Dear fellow writers: the mistake I made

So, this just kind of dawned on me the other day. I’ve been listening to a lot of podcasts and reading about indie author marketing lately, so I’ve kind of had a slightly big mindset change, all centering around this one idea…

My books are not for everyone.

I had this idea in the beginning, when I first started doing the marketing and crap a few years ago, that everyone would love my books! They’re great and awesome and amazing, so why wouldn’t they?

Well, I gave up on marketing and advertising for a while, and I’m just now diving back into it. The main reason I gave up, too, is because, well, for me, it just wasn’t working. Now that I’ve had some time to reset, I know multiple reasons why it wasn’t working, but the main one is this:

Genres and categories exist for a reason.

I struggled a lot with figuring out genres a few years ago. I still struggle with it because my books are very cross-genre-d and, I think, apart of a genre that doesn’t even really exist, at least in a mainstream way. This is really frustrating because, at least in my opinion, all of the best books are cross-genre-d in some way, usually fitting into more than one category at once. I’ve posted about this before, using Star Wars as an example, even though it’s a film franchise, but that’s really the same thing as the book series form. Think about it again here: sure, Star Wars is mainly considered a science fiction series, but it also contains tons of elements of action, adventure, romance, and comedy, just to name a few.

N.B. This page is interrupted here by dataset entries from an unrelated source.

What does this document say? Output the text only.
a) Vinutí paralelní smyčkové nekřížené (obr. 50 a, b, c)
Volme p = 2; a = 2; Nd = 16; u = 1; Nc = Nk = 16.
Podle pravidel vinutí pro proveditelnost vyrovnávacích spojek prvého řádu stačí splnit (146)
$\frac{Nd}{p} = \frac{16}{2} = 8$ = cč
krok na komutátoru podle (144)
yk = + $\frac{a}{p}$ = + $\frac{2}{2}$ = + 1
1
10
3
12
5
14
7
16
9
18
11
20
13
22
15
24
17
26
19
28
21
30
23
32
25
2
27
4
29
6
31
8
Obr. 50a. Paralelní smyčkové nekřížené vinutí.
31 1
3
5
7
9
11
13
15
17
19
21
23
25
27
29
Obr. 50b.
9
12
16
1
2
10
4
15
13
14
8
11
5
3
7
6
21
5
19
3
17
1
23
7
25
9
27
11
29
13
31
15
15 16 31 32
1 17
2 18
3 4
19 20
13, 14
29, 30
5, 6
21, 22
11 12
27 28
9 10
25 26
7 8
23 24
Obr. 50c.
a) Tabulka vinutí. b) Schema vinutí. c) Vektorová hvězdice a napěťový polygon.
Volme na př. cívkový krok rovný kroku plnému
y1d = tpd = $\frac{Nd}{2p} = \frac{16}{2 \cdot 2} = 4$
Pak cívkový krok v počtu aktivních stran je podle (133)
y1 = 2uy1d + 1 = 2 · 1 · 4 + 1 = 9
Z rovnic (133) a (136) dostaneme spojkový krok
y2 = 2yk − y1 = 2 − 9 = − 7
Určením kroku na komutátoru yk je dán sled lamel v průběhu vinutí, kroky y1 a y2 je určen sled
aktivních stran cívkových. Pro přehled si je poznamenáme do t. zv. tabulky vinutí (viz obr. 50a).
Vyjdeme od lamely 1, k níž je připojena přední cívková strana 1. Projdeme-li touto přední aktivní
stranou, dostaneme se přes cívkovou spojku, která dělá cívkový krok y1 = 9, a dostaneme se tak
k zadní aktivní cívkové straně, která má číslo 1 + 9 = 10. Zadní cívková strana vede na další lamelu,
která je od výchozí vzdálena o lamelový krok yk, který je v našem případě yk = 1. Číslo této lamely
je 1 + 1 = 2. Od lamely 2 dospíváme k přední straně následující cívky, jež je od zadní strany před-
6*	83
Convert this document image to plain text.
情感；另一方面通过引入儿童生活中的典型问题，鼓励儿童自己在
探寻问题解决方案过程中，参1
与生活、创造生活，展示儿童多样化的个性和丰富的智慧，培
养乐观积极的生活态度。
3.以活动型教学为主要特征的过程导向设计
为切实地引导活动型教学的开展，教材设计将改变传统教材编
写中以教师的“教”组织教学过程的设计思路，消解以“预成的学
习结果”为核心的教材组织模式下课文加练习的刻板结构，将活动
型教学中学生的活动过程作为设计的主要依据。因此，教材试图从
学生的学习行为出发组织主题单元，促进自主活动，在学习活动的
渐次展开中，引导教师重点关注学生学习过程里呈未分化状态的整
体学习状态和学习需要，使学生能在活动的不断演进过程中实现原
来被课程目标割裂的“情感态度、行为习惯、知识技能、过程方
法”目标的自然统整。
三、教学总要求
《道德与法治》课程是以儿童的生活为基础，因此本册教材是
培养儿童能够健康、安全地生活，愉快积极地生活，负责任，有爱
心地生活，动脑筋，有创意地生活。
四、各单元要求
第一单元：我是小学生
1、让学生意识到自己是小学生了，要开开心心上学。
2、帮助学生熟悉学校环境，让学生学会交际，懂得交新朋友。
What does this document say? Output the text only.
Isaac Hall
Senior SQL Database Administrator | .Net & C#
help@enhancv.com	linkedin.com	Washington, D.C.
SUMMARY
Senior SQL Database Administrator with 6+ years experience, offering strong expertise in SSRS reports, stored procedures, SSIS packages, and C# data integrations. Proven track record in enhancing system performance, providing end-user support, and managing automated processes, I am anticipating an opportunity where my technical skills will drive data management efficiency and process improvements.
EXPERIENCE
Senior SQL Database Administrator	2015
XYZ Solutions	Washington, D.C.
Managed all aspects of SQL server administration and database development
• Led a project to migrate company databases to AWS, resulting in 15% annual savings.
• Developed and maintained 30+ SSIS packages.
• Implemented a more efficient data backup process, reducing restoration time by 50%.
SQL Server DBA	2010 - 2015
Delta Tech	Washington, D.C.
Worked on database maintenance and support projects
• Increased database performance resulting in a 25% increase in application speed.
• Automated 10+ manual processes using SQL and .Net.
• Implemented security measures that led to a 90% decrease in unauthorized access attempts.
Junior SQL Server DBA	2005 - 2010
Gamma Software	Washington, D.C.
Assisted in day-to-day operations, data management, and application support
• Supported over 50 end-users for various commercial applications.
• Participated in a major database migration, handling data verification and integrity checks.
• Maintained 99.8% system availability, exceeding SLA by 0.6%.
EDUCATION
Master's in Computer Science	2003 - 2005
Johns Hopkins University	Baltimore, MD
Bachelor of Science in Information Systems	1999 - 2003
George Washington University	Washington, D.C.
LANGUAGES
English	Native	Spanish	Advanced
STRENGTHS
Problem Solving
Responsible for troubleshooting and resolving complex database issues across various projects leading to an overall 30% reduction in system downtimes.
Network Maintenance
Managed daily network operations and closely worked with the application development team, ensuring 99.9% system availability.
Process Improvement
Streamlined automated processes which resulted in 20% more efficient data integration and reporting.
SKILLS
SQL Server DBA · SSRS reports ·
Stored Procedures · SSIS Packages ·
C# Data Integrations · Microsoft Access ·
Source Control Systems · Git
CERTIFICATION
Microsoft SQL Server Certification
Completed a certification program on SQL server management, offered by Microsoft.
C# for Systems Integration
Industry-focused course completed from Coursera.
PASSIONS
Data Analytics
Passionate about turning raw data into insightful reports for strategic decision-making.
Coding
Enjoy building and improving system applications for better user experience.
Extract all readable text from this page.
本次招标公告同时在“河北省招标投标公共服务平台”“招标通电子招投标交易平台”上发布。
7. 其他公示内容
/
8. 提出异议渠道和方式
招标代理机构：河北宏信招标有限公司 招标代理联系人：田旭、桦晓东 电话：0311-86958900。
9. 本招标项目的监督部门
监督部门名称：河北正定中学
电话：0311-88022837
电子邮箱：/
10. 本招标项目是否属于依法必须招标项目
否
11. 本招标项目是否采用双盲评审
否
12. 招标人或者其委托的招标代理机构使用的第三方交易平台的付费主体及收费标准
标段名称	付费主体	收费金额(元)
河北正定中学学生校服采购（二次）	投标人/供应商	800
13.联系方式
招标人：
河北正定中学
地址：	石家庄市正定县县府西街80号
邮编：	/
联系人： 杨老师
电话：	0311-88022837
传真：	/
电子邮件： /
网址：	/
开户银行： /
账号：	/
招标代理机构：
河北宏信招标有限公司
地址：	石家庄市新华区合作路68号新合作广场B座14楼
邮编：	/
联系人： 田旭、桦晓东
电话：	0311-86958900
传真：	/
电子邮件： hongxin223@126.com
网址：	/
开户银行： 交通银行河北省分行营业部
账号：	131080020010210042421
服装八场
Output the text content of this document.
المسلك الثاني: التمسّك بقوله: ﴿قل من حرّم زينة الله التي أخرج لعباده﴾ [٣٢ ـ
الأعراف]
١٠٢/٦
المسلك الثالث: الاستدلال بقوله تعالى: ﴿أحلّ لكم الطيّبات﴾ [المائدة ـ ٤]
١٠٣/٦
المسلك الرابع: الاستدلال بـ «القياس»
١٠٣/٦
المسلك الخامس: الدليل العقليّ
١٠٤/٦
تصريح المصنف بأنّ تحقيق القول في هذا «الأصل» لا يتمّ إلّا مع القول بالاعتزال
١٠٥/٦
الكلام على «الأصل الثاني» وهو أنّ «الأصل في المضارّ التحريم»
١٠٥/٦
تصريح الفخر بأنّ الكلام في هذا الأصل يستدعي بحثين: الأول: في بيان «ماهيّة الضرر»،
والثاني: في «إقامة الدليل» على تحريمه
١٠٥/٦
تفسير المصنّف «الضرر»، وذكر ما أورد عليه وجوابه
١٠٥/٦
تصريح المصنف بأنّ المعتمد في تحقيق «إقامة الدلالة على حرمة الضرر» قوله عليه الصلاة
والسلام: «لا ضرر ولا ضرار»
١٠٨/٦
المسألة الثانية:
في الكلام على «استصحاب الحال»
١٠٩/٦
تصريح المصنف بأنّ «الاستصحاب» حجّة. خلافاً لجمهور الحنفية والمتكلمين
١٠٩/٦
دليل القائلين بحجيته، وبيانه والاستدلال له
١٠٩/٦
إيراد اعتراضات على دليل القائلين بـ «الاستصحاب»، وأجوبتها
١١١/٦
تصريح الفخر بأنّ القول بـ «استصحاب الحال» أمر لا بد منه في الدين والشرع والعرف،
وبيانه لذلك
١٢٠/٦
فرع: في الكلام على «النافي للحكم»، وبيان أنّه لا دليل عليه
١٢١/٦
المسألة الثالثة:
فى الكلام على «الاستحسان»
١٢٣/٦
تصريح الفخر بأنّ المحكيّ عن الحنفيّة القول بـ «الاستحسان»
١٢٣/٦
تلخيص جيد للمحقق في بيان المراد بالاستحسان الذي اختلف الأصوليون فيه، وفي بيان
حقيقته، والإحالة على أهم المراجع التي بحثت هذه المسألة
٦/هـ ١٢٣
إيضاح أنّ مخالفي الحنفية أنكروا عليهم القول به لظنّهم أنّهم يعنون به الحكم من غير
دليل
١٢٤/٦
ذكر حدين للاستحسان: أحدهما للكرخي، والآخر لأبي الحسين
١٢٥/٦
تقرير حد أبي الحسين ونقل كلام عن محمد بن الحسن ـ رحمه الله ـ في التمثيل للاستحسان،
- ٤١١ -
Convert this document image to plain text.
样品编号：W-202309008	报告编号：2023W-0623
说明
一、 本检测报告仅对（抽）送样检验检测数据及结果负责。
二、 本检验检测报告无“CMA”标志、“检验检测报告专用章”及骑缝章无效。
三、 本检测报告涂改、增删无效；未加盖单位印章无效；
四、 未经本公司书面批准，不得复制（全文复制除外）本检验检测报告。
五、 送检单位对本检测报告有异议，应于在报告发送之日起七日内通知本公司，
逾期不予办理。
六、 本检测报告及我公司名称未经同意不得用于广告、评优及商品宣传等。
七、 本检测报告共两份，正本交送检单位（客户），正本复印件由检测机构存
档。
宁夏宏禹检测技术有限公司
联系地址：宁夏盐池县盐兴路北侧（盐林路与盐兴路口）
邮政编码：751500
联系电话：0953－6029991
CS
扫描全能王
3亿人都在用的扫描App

I don’t even consider myself a science fiction fan, but I do love Star Wars because it just is simply a good story, and it’s a good story because it transcends so many genres at once.

HOWEVER, in terms of marketing, I’ve learned that GENRE plays a huge role. And it does for a reason.

Think about yourself as a reader. You might like a few different genres of books, actually, you probably do, but there’s also probably one section in a bookstore that you always want to check out first. That one section is your favorite genre. Now, imagine that there are no categorized sections in the bookstore, and you have to go through every book one by one, and you may never find one from your favorite genre. This is time-consuming and, quite frankly, really frustrating. Especially if you’re a busy person or hate shopping, which many readers are!

This is why genres exist: for the ease of the reader/customer. And, if you want anybody to read your books, you’re just gonna have to play by the genre rules. Which sometimes sucks, I know.

So, back to my first point, which is that my books, your books, our books… are not for everyone. Readers choose books based on genre first and foremost, and not everybody like science fiction. And, as hard as it is for me to believe this, not everybody likes Star Wars, either, with all its multi-genres packed in under the science fiction category.

Now, how does this change this for us?

We gotta categorize our books correctly, based on genre. Whether you’re advertising your work or not, it’s a hell of a lot easier to catch readers if you put your book in the right genre, and then readers searching for that genre actually can find it, and then in turn actually like it because, well, it’s their favorite genre!

If you don’t get your book in the right main genre, then the right readers won’t find it. This takes some work on your part to figure out, but as I’ve learned, when in doubt, go to the Amazon online bookstore and browse each category to see which your work aligns with the most.

And that’s my tips for this week, guys!

Let me know, please, if you’ve made the same mistake of “my books are for everyone”!